The group, which represents businesses across most of Sweden’s industries, has been critical of the plans to further raise the salary threshold for work permits from the start, with the organisation’s deputy director general, Karin Johansson, telling The Local this week that more than half of those affected by the higher threshold would be skilled graduate recruits Swedish businesses sorely need.   

But the fact that it has not only rejected the higher salary threshold, but also the proposed system of exemptions, will nonetheless come as a blow to Sweden’s government, and particular the Moderate Party led by Prime Minister Ulf Kristersson, which has long claimed to be the party of business. 

The confederation complained that the model proposed in the conclusions of the government inquiry published in February would give the government and political parties a powerful new role in setting salary conditions, undermining the country’s treasured system of collective bargaining. 
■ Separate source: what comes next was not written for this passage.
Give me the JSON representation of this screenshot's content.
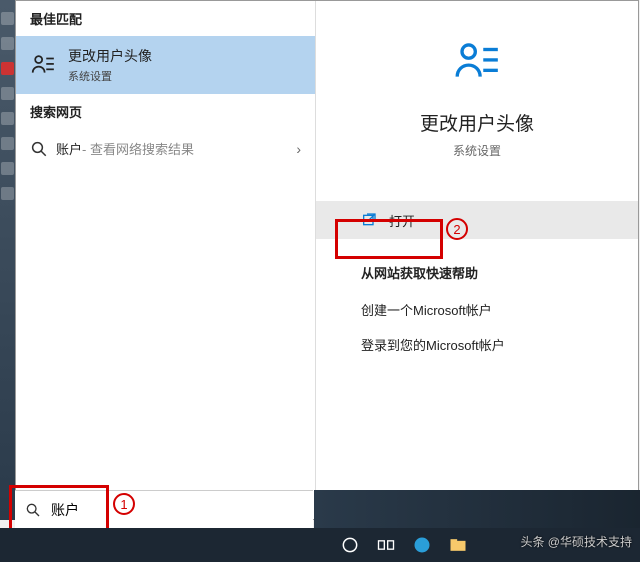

The proposal for the higher salary threshold, was, the confederation argued, “wrong in principle” and did “not belong in the Swedish labour market”. 

“That the state should decide on the minimum salary for certain foreign employees is an unacceptable interference in the Swedish collective bargaining model, where the parties [unions and employers] weigh up various needs and interested in negotiations,” it wrote. 

In addition, the confederation argued that the proposed system where the Sweden Public Employment Service and the Migration Agency draw up a list of exempted jobs, which would then be vetted by the government, signified the return of the old system of labour market testing which was abolished in 2008.

“The government agency-based labour market testing was scrapped because of it ineffectiveness, and because it was unreasonable that government agencies were given influence over company recruitment,” the confederation wrote. 

“The system meant long handling times, arbitrariness, uncertainty for employers and employees, as well as an indirect union veto,” it added. “Nothing suggests it will work better this time.” 

For a start, it said, the Public Employment Service’s list of professions was inexact and outdated, with only 179 professions listed, compared to 430 monitored by Statistics Sweden. This was particularly the case for new skilled roles within industries like battery manufacturing. 

“New professions or smaller professions are not caught up by the classification system, which among other things is going to make it harder to recruit in sectors which are important for the green industrial transition,” the confederation warned. 

Rather than implement the proposals outlined in the inquiry’s conclusions, it concluded, the government should instead begin work on a new national strategy for international recruitment. 

“Sweden instead needs a national strategy aimed at creating better conditions for Swedish businesses to be able to attract, recruit and retain international competence.”